# La Spaziale & Niche Zero



## olieolieolieolie (Nov 21, 2020)

My current (fairly new) setup - a S1 mini and niche zero.


----------



## The Systemic Kid (Nov 23, 2012)

Tidy😀


----------



## Mikey finn (Jul 9, 2020)

Nice one, how you finding the s1


----------



## DavecUK (Aug 6, 2013)

Looks good, have not seen an S1 in a while and even longer since I last used one.


----------



## olieolieolieolie (Nov 21, 2020)

Mikey finn said:


> Nice one, how you finding the s1


 Definitely an upgrade from my classic, managing to pull some very decent shots with it! Only real niggle was that the previous owner had the brew pressure set too high and it wasn't the easiest to adjust the OPV...


----------



## Mikey finn (Jul 9, 2020)

Iv got a soft spot for the la spaz stuff its bullet proof kit. Used to pour 500+ coffees a day on a S5


----------



## wan (Oct 19, 2016)

high five! how many gram beans you use? [email protected]?


----------



## olieolieolieolie (Nov 21, 2020)

wan said:


> high five! how many gram beans you use? [email protected]?


 Currently running a bit under 16g with an IMS basket - the dispersion plate is fairly thick so struggling to use any more than this


----------



## Christiansson (Dec 13, 2020)

I have the same setup currently, loving the Niche and the Vivaldi is solid, having had it for some 8 good years.

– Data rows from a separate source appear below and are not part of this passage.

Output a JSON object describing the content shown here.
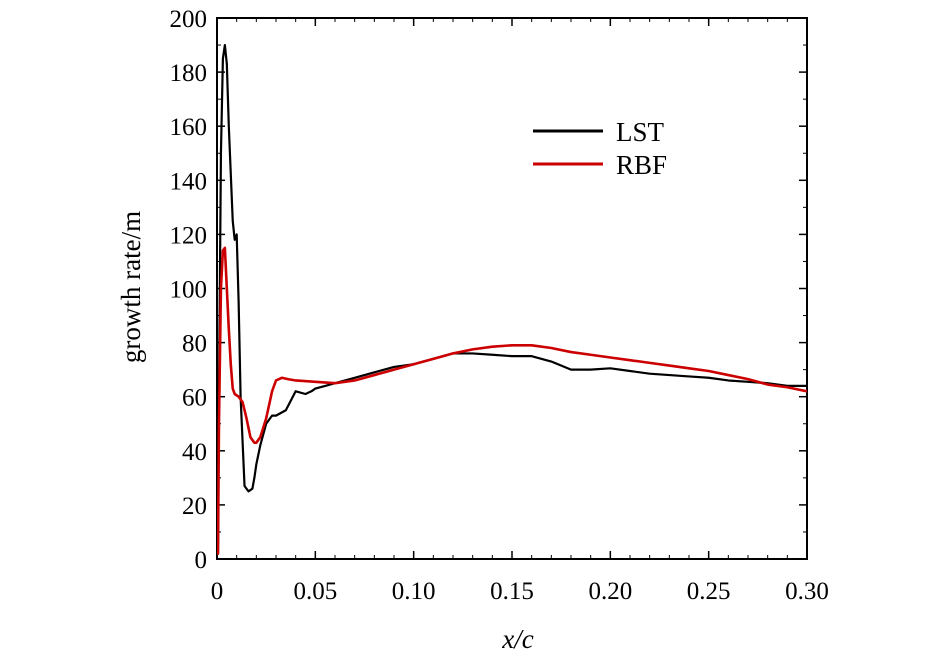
{
  "chart_data": {
    "type": "line",
    "xlabel": "x/c",
    "ylabel": "growth rate/m",
    "xlim": [
      0,
      0.3
    ],
    "ylim": [
      0,
      200
    ],
    "xticks": [
      0,
      0.05,
      0.1,
      0.15,
      0.2,
      0.25,
      0.3
    ],
    "xtick_labels": [
      "0",
      "0.05",
      "0.10",
      "0.15",
      "0.20",
      "0.25",
      "0.30"
    ],
    "yticks": [
      0,
      20,
      40,
      60,
      80,
      100,
      120,
      140,
      160,
      180,
      200
    ],
    "ytick_labels": [
      "0",
      "20",
      "40",
      "60",
      "80",
      "100",
      "120",
      "140",
      "160",
      "180",
      "200"
    ],
    "grid": false,
    "legend_position": "upper-right",
    "series": [
      {
        "name": "LST",
        "color": "#000000",
        "x": [
          0.0005,
          0.001,
          0.002,
          0.003,
          0.004,
          0.005,
          0.006,
          0.008,
          0.009,
          0.01,
          0.011,
          0.012,
          0.014,
          0.016,
          0.018,
          0.019,
          0.02,
          0.022,
          0.025,
          0.028,
          0.03,
          0.035,
          0.04,
          0.045,
          0.048,
          0.05,
          0.055,
          0.06,
          0.07,
          0.08,
          0.09,
          0.1,
          0.11,
          0.12,
          0.13,
          0.14,
          0.15,
          0.16,
          0.17,
          0.18,
          0.19,
          0.2,
          0.21,
          0.22,
          0.23,
          0.24,
          0.25,
          0.26,
          0.27,
          0.28,
          0.29,
          0.3
        ],
        "y": [
          2,
          60,
          150,
          185,
          190,
          183,
          160,
          125,
          118,
          120,
          95,
          60,
          27,
          25,
          26,
          30,
          35,
          42,
          50,
          53,
          53,
          55,
          62,
          61,
          62,
          63,
          64,
          65,
          67,
          69,
          71,
          72,
          74,
          76,
          76,
          75.5,
          75,
          75,
          73,
          70,
          70,
          70.5,
          69.5,
          68.5,
          68,
          67.5,
          67,
          66,
          65.5,
          65,
          64,
          64
        ]
      },
      {
        "name": "RBF",
        "color": "#cc0000",
        "x": [
          0.0005,
          0.001,
          0.002,
          0.003,
          0.004,
          0.005,
          0.006,
          0.007,
          0.008,
          0.009,
          0.011,
          0.013,
          0.015,
          0.017,
          0.019,
          0.02,
          0.022,
          0.025,
          0.028,
          0.03,
          0.033,
          0.036,
          0.04,
          0.05,
          0.06,
          0.07,
          0.08,
          0.09,
          0.1,
          0.11,
          0.12,
          0.13,
          0.14,
          0.15,
          0.16,
          0.17,
          0.18,
          0.19,
          0.2,
          0.21,
          0.22,
          0.23,
          0.24,
          0.25,
          0.26,
          0.27,
          0.28,
          0.29,
          0.3
        ],
        "y": [
          2,
          50,
          100,
          114,
          115,
          100,
          85,
          72,
          63,
          61,
          60,
          58,
          52,
          45,
          43,
          43,
          45,
          52,
          62,
          66,
          67,
          66.5,
          66,
          65.5,
          65,
          66,
          68,
          70,
          72,
          74,
          76,
          77.5,
          78.5,
          79,
          79,
          78,
          76.5,
          75.5,
          74.5,
          73.5,
          72.5,
          71.5,
          70.5,
          69.5,
          68,
          66.5,
          64.5,
          63.5,
          62
        ]
      }
    ]
  }
}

Anyway just wanted to let you know that I bought an adapter for the Niche cup and the 53mm portafilter from Ingo at CoffeeNerds.de, It works great!


----------



## DavecUK (Aug 6, 2013)

That adaptor looks perfect....great find.


----------



## Christiansson (Dec 13, 2020)

DavecUK said:


> That adaptor looks perfect....great find.

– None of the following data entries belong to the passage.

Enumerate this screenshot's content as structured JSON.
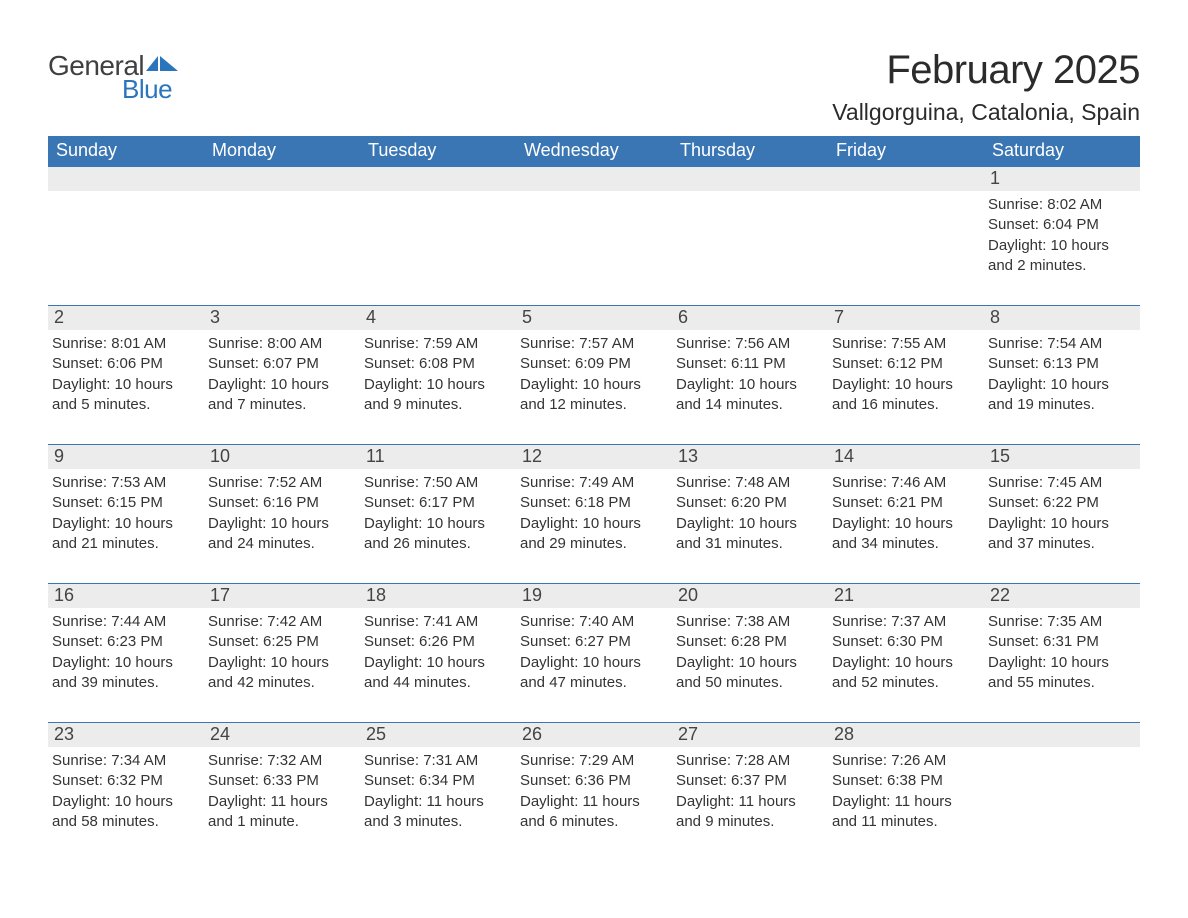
{
  "logo": {
    "text1": "General",
    "text2": "Blue",
    "flag_color": "#2a75bb"
  },
  "title": "February 2025",
  "location": "Vallgorguina, Catalonia, Spain",
  "colors": {
    "header_bg": "#3a76b4",
    "header_text": "#ffffff",
    "daynum_bg": "#ececec",
    "rule": "#3a76b4",
    "text": "#303030",
    "logo_gray": "#404040",
    "logo_blue": "#2a75bb",
    "background": "#ffffff"
  },
  "typography": {
    "title_fontsize": 40,
    "location_fontsize": 23,
    "weekday_fontsize": 18,
    "daynum_fontsize": 18,
    "body_fontsize": 15
  },
  "weekdays": [
    "Sunday",
    "Monday",
    "Tuesday",
    "Wednesday",
    "Thursday",
    "Friday",
    "Saturday"
  ],
  "weeks": [
    [
      {
        "n": "",
        "sr": "",
        "ss": "",
        "dl": ""
      },
      {
        "n": "",
        "sr": "",
        "ss": "",
        "dl": ""
      },
      {
        "n": "",
        "sr": "",
        "ss": "",
        "dl": ""
      },
      {
        "n": "",
        "sr": "",
        "ss": "",
        "dl": ""
      },
      {
        "n": "",
        "sr": "",
        "ss": "",
        "dl": ""
      },
      {
        "n": "",
        "sr": "",
        "ss": "",
        "dl": ""
      },
      {
        "n": "1",
        "sr": "Sunrise: 8:02 AM",
        "ss": "Sunset: 6:04 PM",
        "dl": "Daylight: 10 hours and 2 minutes."
      }
    ],
    [
      {
        "n": "2",
        "sr": "Sunrise: 8:01 AM",
        "ss": "Sunset: 6:06 PM",
        "dl": "Daylight: 10 hours and 5 minutes."
      },
      {
        "n": "3",
        "sr": "Sunrise: 8:00 AM",
        "ss": "Sunset: 6:07 PM",
        "dl": "Daylight: 10 hours and 7 minutes."
      },
      {
        "n": "4",
        "sr": "Sunrise: 7:59 AM",
        "ss": "Sunset: 6:08 PM",
        "dl": "Daylight: 10 hours and 9 minutes."
      },
      {
        "n": "5",
        "sr": "Sunrise: 7:57 AM",
        "ss": "Sunset: 6:09 PM",
        "dl": "Daylight: 10 hours and 12 minutes."
      },
      {
        "n": "6",
        "sr": "Sunrise: 7:56 AM",
        "ss": "Sunset: 6:11 PM",
        "dl": "Daylight: 10 hours and 14 minutes."
      },
      {
        "n": "7",
        "sr": "Sunrise: 7:55 AM",
        "ss": "Sunset: 6:12 PM",
        "dl": "Daylight: 10 hours and 16 minutes."
      },
      {
        "n": "8",
        "sr": "Sunrise: 7:54 AM",
        "ss": "Sunset: 6:13 PM",
        "dl": "Daylight: 10 hours and 19 minutes."
      }
    ],
    [
      {
        "n": "9",
        "sr": "Sunrise: 7:53 AM",
        "ss": "Sunset: 6:15 PM",
        "dl": "Daylight: 10 hours and 21 minutes."
      },
      {
        "n": "10",
        "sr": "Sunrise: 7:52 AM",
        "ss": "Sunset: 6:16 PM",
        "dl": "Daylight: 10 hours and 24 minutes."
      },
      {
        "n": "11",
        "sr": "Sunrise: 7:50 AM",
        "ss": "Sunset: 6:17 PM",
        "dl": "Daylight: 10 hours and 26 minutes."
      },
      {
        "n": "12",
        "sr": "Sunrise: 7:49 AM",
        "ss": "Sunset: 6:18 PM",
        "dl": "Daylight: 10 hours and 29 minutes."
      },
      {
        "n": "13",
        "sr": "Sunrise: 7:48 AM",
        "ss": "Sunset: 6:20 PM",
        "dl": "Daylight: 10 hours and 31 minutes."
      },
      {
        "n": "14",
        "sr": "Sunrise: 7:46 AM",
        "ss": "Sunset: 6:21 PM",
        "dl": "Daylight: 10 hours and 34 minutes."
      },
      {
        "n": "15",
        "sr": "Sunrise: 7:45 AM",
        "ss": "Sunset: 6:22 PM",
        "dl": "Daylight: 10 hours and 37 minutes."
      }
    ],
    [
      {
        "n": "16",
        "sr": "Sunrise: 7:44 AM",
        "ss": "Sunset: 6:23 PM",
        "dl": "Daylight: 10 hours and 39 minutes."
      },
      {
        "n": "17",
        "sr": "Sunrise: 7:42 AM",
        "ss": "Sunset: 6:25 PM",
        "dl": "Daylight: 10 hours and 42 minutes."
      },
      {
        "n": "18",
        "sr": "Sunrise: 7:41 AM",
        "ss": "Sunset: 6:26 PM",
        "dl": "Daylight: 10 hours and 44 minutes."
      },
      {
        "n": "19",
        "sr": "Sunrise: 7:40 AM",
        "ss": "Sunset: 6:27 PM",
        "dl": "Daylight: 10 hours and 47 minutes."
      },
      {
        "n": "20",
        "sr": "Sunrise: 7:38 AM",
        "ss": "Sunset: 6:28 PM",
        "dl": "Daylight: 10 hours and 50 minutes."
      },
      {
        "n": "21",
        "sr": "Sunrise: 7:37 AM",
        "ss": "Sunset: 6:30 PM",
        "dl": "Daylight: 10 hours and 52 minutes."
      },
      {
        "n": "22",
        "sr": "Sunrise: 7:35 AM",
        "ss": "Sunset: 6:31 PM",
        "dl": "Daylight: 10 hours and 55 minutes."
      }
    ],
    [
      {
        "n": "23",
        "sr": "Sunrise: 7:34 AM",
        "ss": "Sunset: 6:32 PM",
        "dl": "Daylight: 10 hours and 58 minutes."
      },
      {
        "n": "24",
        "sr": "Sunrise: 7:32 AM",
        "ss": "Sunset: 6:33 PM",
        "dl": "Daylight: 11 hours and 1 minute."
      },
      {
        "n": "25",
        "sr": "Sunrise: 7:31 AM",
        "ss": "Sunset: 6:34 PM",
        "dl": "Daylight: 11 hours and 3 minutes."
      },
      {
        "n": "26",
        "sr": "Sunrise: 7:29 AM",
        "ss": "Sunset: 6:36 PM",
        "dl": "Daylight: 11 hours and 6 minutes."
      },
      {
        "n": "27",
        "sr": "Sunrise: 7:28 AM",
        "ss": "Sunset: 6:37 PM",
        "dl": "Daylight: 11 hours and 9 minutes."
      },
      {
        "n": "28",
        "sr": "Sunrise: 7:26 AM",
        "ss": "Sunset: 6:38 PM",
        "dl": "Daylight: 11 hours and 11 minutes."
      },
      {
        "n": "",
        "sr": "",
        "ss": "",
        "dl": ""
      }
    ]
  ]
}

 Yes it is, no more burned fingers holding the cup to the hot portafilter 😋.

He makes them by hand and can probably do any diameter on request, great guy.


----------



## JagXK (Oct 1, 2020)

For me it is much easier to grind directly to the PF with a dosing ring. However the wood support ring is too high. See the replacement plastic ring required to protect the wood plate









Sent from my SM-N960F using Tapatalk


----------



## cuprajake (Mar 30, 2020)

Decent sell a pf stand that screws onto the base of the niche.


----------



## JagXK (Oct 1, 2020)

Do you know if it will fit the 53mm PF?


----------